Critério médico de prevenção do suicídio deixa pacientes vulneráveis

Da New Scientist

Risco de errar

Prevenir o suicídio é o Santo Graal de todos os tratamentos de saúde mental.

Mas a forma como isto está sendo feito pode estar causando mais mal do que bem.

Essa é a mensagem polêmica de uma análise que acaba de ser publicada no American Journal of Psychiatry, por Matthew Large (Universidade de Nova Gales do Sul) e Olav Nielssen (Universidade da Austrália).

O estudo sugere que o principal fator usado pelos médicos para avaliar o risco de suicídio acaba tirando o tratamento de quem mais precisa, e tratando em excesso aqueles que não precisam.

Avaliação do risco de suicídio

Segundo os dois psiquiatras, a maioria dos suicídios ocorre entre aqueles pacientes com problemas psiquiátricos considerados de baixo risco.

É tão difícil prever quem vai realmente atentar contra a própria vida que cerca de 98 a 99 por cento das pessoas consideradas de alto risco, e por isso encarceradas ou fortemente medicadas, nunca irão cometer suicídio, diz o Dr. Large.

“Mesmo as pessoas que classificamos como de baixo risco são muitas vezes mais propensas a se matar do que os membros da comunidade em geral,” afirma ele. “Avaliar pacientes psiquiátricos como de alto e baixo risco é como comparar a diferença entre o 10º e o 11º andares e não olhar para a diferença entre esses andares e o chão.”

O psiquiatra explica que o “pilar fundamental” da avaliação de risco é a ideação suicida - ter pensamentos sobre suicídio.

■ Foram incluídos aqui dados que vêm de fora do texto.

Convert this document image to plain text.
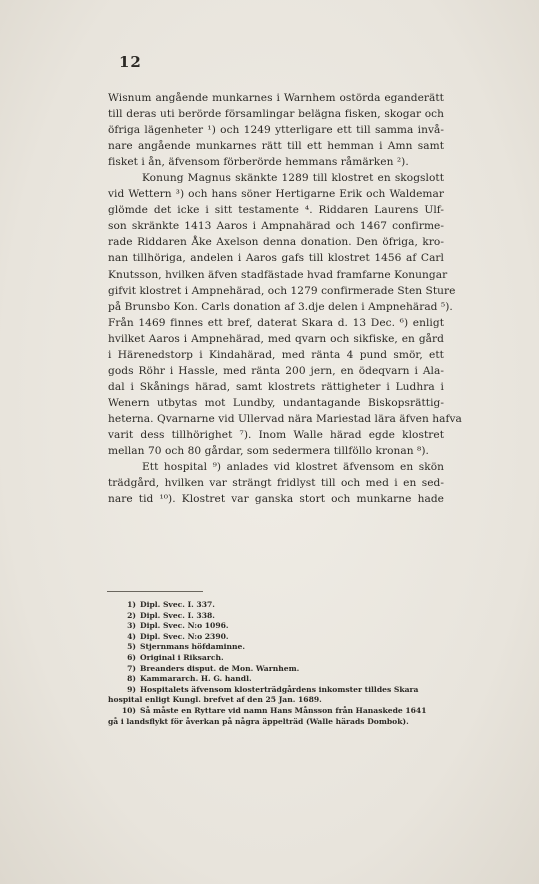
12

Wisnum angående munkarnes i Warnhem ostörda eganderätt
till deras uti berörde församlingar belägna fisken, skogar och
öfriga lägenheter ¹) och 1249 ytterligare ett till samma invå-
nare angående munkarnes rätt till ett hemman i Amn samt
fisket i ån, äfvensom förberörde hemmans råmärken ²).

Konung Magnus skänkte 1289 till klostret en skogslott
vid Wettern ³) och hans söner Hertigarne Erik och Waldemar
glömde det icke i sitt testamente ⁴. Riddaren Laurens Ulf-
son skränkte 1413 Aaros i Ampnahärad och 1467 confirme-
rade Riddaren Åke Axelson denna donation. Den öfriga, kro-
nan tillhöriga, andelen i Aaros gafs till klostret 1456 af Carl
Knutsson, hvilken äfven stadfästade hvad framfarne Konungar
gifvit klostret i Ampnehärad, och 1279 confirmerade Sten Sture
på Brunsbo Kon. Carls donation af 3.dje delen i Ampnehärad ⁵).
Från 1469 finnes ett bref, daterat Skara d. 13 Dec. ⁶) enligt
hvilket Aaros i Ampnehärad, med qvarn och sikfiske, en gård
i Härenedstorp i Kindahärad, med ränta 4 pund smör, ett
gods Röhr i Hassle, med ränta 200 jern, en ödeqvarn i Ala-
dal i Skånings härad, samt klostrets rättigheter i Ludhra i
Wenern utbytas mot Lundby, undantagande Biskopsrättig-
heterna. Qvarnarne vid Ullervad nära Mariestad lära äfven hafva
varit dess tillhörighet ⁷). Inom Walle härad egde klostret
mellan 70 och 80 gårdar, som sedermera tillföllo kronan ⁸).

Ett hospital ⁹) anlades vid klostret äfvensom en skön
trädgård, hvilken var strängt fridlyst till och med i en sed-
nare tid ¹⁰). Klostret var ganska stort och munkarne hade

1) Dipl. Svec. I. 337.
2) Dipl. Svec. I. 338.
3) Dipl. Svec. N:o 1096.
4) Dipl. Svec. N:o 2390.
5) Stjernmans höfdaminne.
6) Original i Riksarch.
7) Breanders disput. de Mon. Warnhem.
8) Kammararch. H. G. handl.
9) Hospitalets äfvensom klosterträdgårdens inkomster tilldes Skara
hospital enligt Kungl. brefvet af den 25 Jan. 1689.
10) Så måste en Ryttare vid namn Hans Månsson från Hanaskede 1641
gå i landsflykt för åverkan på några äppelträd (Walle härads Dombok).
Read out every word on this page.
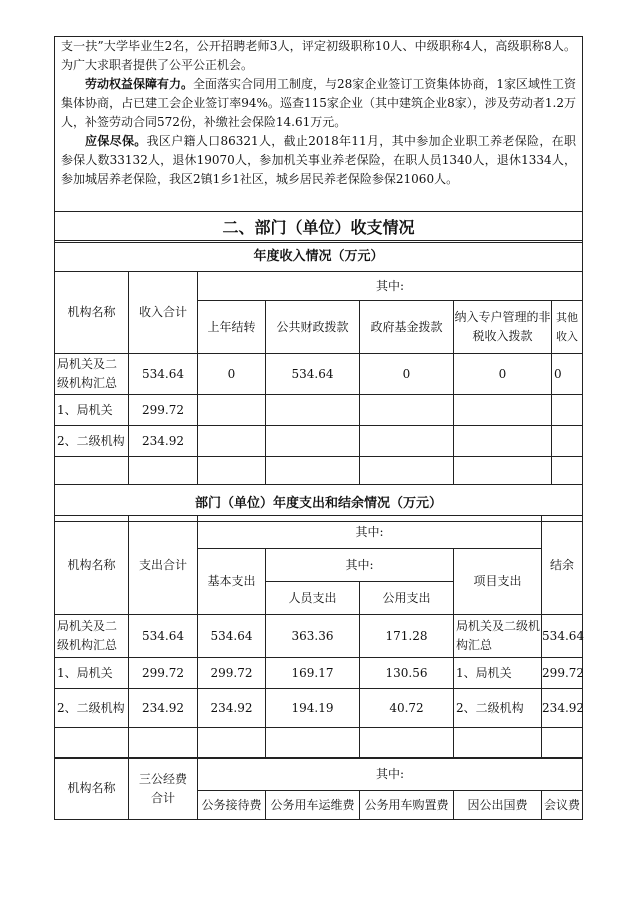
支一扶”大学毕业生2名，公开招聘老师3人，评定初级职称10人、中级职称4人，高级职称8人。为广大求职者提供了公平公正机会。
劳动权益保障有力。全面落实合同用工制度，与28家企业签订工资集体协商，1家区域性工资集体协商，占已建工会企业签订率94%。巡查115家企业（其中建筑企业8家），涉及劳动者1.2万人，补签劳动合同572份，补缴社会保险14.61万元。
应保尽保。我区户籍人口86321人，截止2018年11月，其中参加企业职工养老保险，在职参保人数33132人，退休19070人，参加机关事业养老保险，在职人员1340人，退休1334人，参加城居养老保险，我区2镇1乡1社区，城乡居民养老保险参保21060人。

二、部门（单位）收支情况
年度收入情况（万元）						
机构名称	收入合计	其中:				
		上年结转	公共财政拨款	政府基金拨款	纳入专户管理的非税收入拨款	其他收入
局机关及二级机构汇总	534.64	0	534.64	0	0	0
1、局机关	299.72					
2、二级机构	234.92					

部门（单位）年度支出和结余情况（万元）						
机构名称	支出合计	其中:				结余
		基本支出	其中:		项目支出	
			人员支出	公用支出		
局机关及二级机构汇总	534.64	534.64	363.36	171.28	局机关及二级机构汇总	534.64
1、局机关	299.72	299.72	169.17	130.56	1、局机关	299.72
2、二级机构	234.92	234.92	194.19	40.72	2、二级机构	234.92

机构名称	三公经费合计	其中:				
		公务接待费	公务用车运维费	公务用车购置费	因公出国费	会议费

Este tipo de ideação geralmente resulta na categorização automática do paciente como de alto risco.

Ideação suicida

Mas quando analisaram detidamente todas as evidências dos tratamentos, os dois psiquiatras descobriram que a ligação entre a ideação suicida e o suicídio não é necessariamente tão forte como se assume.

Outros fatores de risco também devem ser considerados, dizem eles.

Um paciente psiquiátrico com ideação suicida pode ter 2,5 vezes mais chances de cometer suicídio do que um paciente psiquiátrico sem a ideação suicida - observe que a comparação não é feita com a população em geral, mas entre os pacientes psiquiátricos.

Por outro lado, destacam os autores, em algumas populações em geral, os homens têm 4 vezes mais probabilidade de morrer de suicídio do que as mulheres.

Por isso, basear-se na ideação suicida para escolher quem tratar, pode até mesmo resultar em mais suicídios em geral, uma vez que menos esforços serão direcionados para o grupo de “baixo risco”.

Mito confortável

Os pesquisadores afirmam que inúmeros pacientes se suicidam sem nunca ter planejado isto.

Além disso, muitos deles podem simplesmente não contar para o seu médico que têm ideias suicidas.

“A maior parte da avaliação de risco é um tipo de mito confortável, que só serve para justificar o racionamento dos recursos destinados a esses pacientes,” concluiu Large.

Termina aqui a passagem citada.